Plenty of artists do what they can to support arts education. They donate pieces to fundraisers, have shows that benefit arts groups, and the like. This kind of work does a great job of raising awareness about the importance of art education. And then there is Sonoma Plein Air.

Lead Image: A child at the Sonoma Plein Air Festival demonstrates her painting technique.

What could your local school district do with $130,000 per year earmarked for arts education? This is the question the primary, middle, and high schools — and a few other assorted entities in the Sonoma Valley — happily face, thanks to the fundraising work of the Sonoma Plein Air Foundation. The group holds a plein air event each year attracting some top names in the circuit, and 40 percent of sales go to the Sonoma Plein Air Foundation for distribution among schools and other art-education programs. Participating artists are largely housed in local homes. It’s a collegial atmosphere, with the only prize being Artists’ Choice.

For the last two years, the event has raised $130,000. The amount has steadily increased over the 13 years the event has been held, with the total given to Sonoma arts education now topping $1 million. Most of the money has gone to public schools in the Sonoma Valley, but the foundation has also supported art programs in community centers, at a local museum, and at other places with creative instruction.

The sale of artwork created during the 2015 Sonoma Plein Air Festival
The sale of artwork created during the 2015 Sonoma Plein Air Festival

How do they pull it off, year after year, with nearly steady growth? “It works here because we have an amazingly generous community that recognizes the key importance of education, and that a key component in education is creativity and the arts,” says Gerry Brinton, a board member for Sonoma Plein Air. “Our board is a good example — nobody on the board has kids in the Sonoma school system; we all came from somewhere else. But it’s important to us.”

One might suspect that it takes an affluent area to support arts education in such a dramatic fashion. Brinton says that isn’t so. “There is a broad spectrum of people living in the Sonoma Valley — vineyard workers and owners, retirees, all sorts,” she says. So is it deep-pocketed tourists who prop it up? “The plein air festival attracts both locals and visitors,” says Brinton. “Walk through our homes and you will see a lot of plein air paintings. People within driving distance can have a fun day in Sonoma and then enjoy this event in the plaza. It’s both.”
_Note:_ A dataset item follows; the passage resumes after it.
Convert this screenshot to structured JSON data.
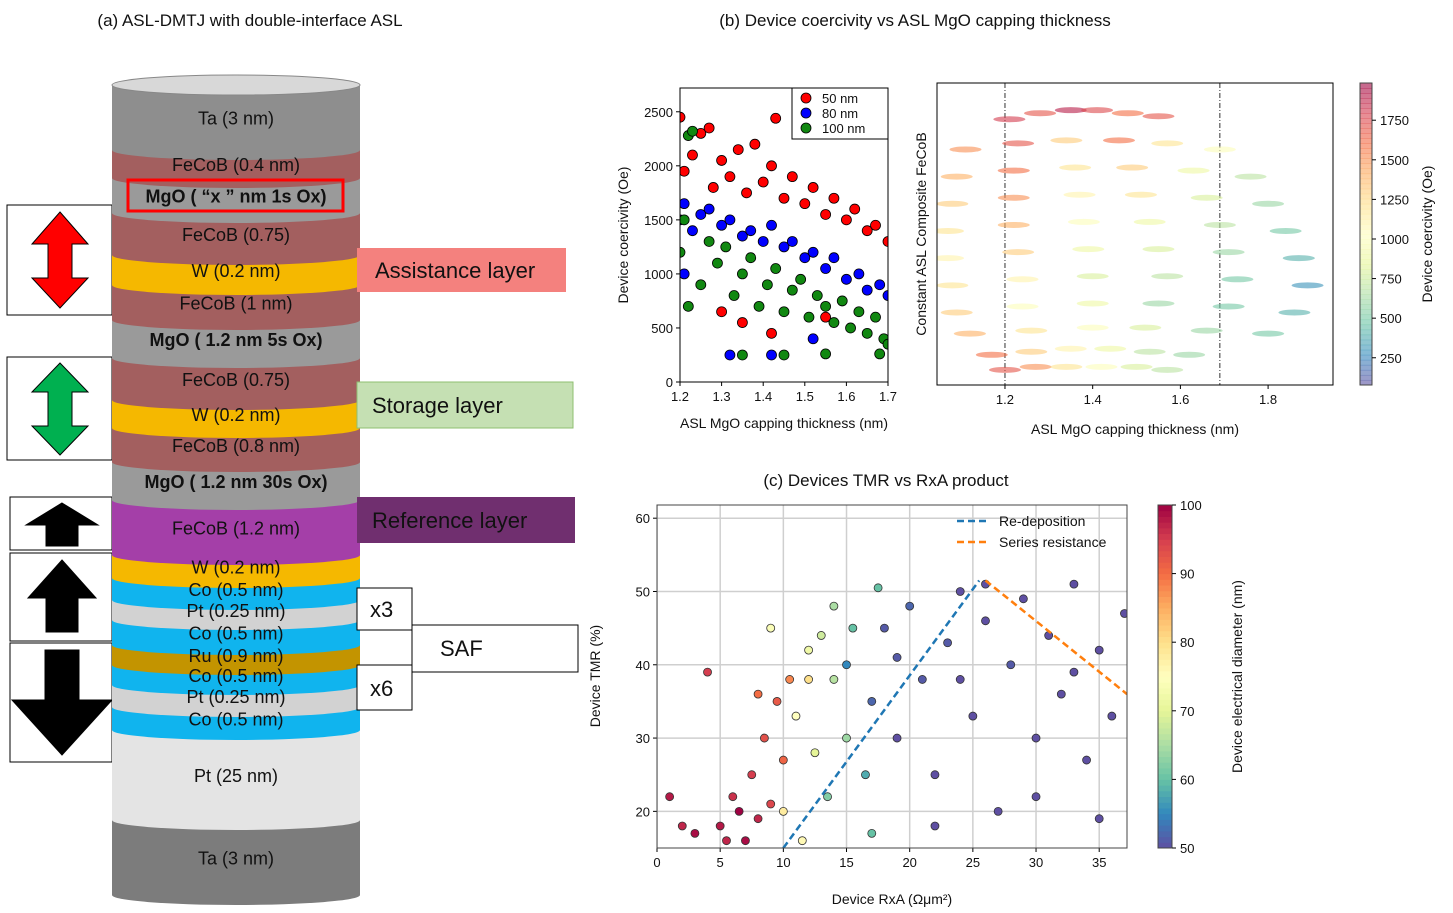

Children painting at this year’s Sonoma Plein Air Festival
Children painting at this year’s Sonoma Plein Air Festival

One element in SPA’s success is Keith Wicks, the co-founder of the foundation. “Keith is well known in the plein air community and has many artist friends who recognize that the Sonoma Plein Air Festival will be a fun event, and they come and participate,” says Brinton. It is indeed a popular event among painters: Last year the festival received more than 150 applications for the 35 slots. The entries are juried by well-known artists, and the selected painters seem to get into the spirit of things, publicizing the event on their personal websites and on social media, ensuring that plenty of collectors know about their participation. Another factor is somewhat obvious: The Sonoma Valley has plenty of things to paint.

Today’s art students are tomorrow’s artists and collectors. Thanks in part to the work of the Sonoma Plein Air Foundation, the Sonoma Valley will likely have a vibrant arts scene for decades to come.